Letter from the Editor: Growing one deliberate note at a time

Most people want to be effortless and The Sidekick editor-in-chief Anjali Krishna is no different. After a year of being sports editor, Krishna has learned that what comes with ease is not always better.

Anjali Krishna

Most people want to be effortless and The Sidekick editor-in-chief Anjali Krishna is no different. After a year of being sports editor, Krishna has learned that what comes with ease is not always better.

Anjali Krishna, Executive Editor-in-Chief

I’m learning to play the piano at 17.

I’m not very good. I take lessons right after a 6-year-old, so heading into the little classroom after her and having to move the stool backwards to make the correct amount of space – it’s pretty humbling. 

My issue with the instrument is that I want to be good now. And that means with maybe 15 minutes of practice a day and a weekly lesson, I expected myself to be somewhere further along in progress than I am currently.

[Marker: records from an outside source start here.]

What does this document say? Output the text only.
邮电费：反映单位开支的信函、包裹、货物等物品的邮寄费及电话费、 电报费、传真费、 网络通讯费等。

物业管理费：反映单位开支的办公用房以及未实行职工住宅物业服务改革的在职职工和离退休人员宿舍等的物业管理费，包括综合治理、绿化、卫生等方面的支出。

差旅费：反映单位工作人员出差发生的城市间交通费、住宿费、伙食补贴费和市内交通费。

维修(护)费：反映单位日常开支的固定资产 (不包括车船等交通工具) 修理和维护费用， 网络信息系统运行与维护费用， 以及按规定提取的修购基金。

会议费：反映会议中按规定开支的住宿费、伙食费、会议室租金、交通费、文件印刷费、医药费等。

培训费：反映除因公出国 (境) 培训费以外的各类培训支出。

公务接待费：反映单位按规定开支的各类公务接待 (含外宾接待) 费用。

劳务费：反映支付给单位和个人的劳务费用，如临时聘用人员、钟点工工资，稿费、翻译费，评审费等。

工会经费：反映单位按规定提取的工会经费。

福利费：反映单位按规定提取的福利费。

It’s a problem of mine and always has been: my hard time understanding that I cannot be the best at everything I do – not immediately, at least, and not without any effort. That’s not to say that I am typically the best at things, or have been for any activity I have done (I was pretty terrible at soccer and never picked up my violin outside my weekly lessons). Yet for some reason, I have this pressing, deep desire to be the best at something effortlessly.

I envy those who are actually effortless, like the guy in my art history class whose essay is 12 times better than mine despite never having read the content and the girl in my calculus class who comes to every lesson unprepared yet is explaining the concept to me before the class is over. 

I was named the sports editor of The Sidekick through an odd series of events involving a friendly editor and my intense desire to please her. I had applied for it but was secretly hoping to be put in another spot. Yet when I was given the position, despite knowing how hard-won the spot was and how thrilled I should have been, I was worried – or maybe angry. I don’t know sports, barring my family’s beloved tennis and a child’s rec soccer knowledge, and looking retrospectively, maybe that was why. My editor position became another thing that wouldn’t come effortlessly. 

Writing was something that always had been rather effortless, purely handed to me from my being an avid reader. I was good at The Sidekick, in a way that felt effortless to me: the writing aspect. But sports was not. The first soccer match I ever covered was a flop – one that ended with me in tears – and though I improved, it couldn’t help but look like a foreshadowing of the upcoming year. 

But the program had been my life, and I couldn’t imagine leaving writing behind, even if it did mean another thing that came with difficulty to me. 

So I stayed. 

It didn’t come effortlessly, not in the least. I learned who to interview, how 10 different sports worked and how to teach something I had just barely grasped myself. It meant hours of coverage and more work than I had ever imagined myself being able to do. 

No, it certainly wasn’t effortless. And what mattered was that I wasn’t expecting it to be. Not as I had with every other activity I had quit.

I’m learning piano now, at 17, and I go in after a 6-year-old. She’s much better than me. 

I’m learning piano now, at 17, and I show up every week and practice every day. I’m not expecting it to be effortless. And when everything comes together just right – the pedal, the rhythm, the messy downbeat –  it’s so much more satisfying than if it would have come with ease.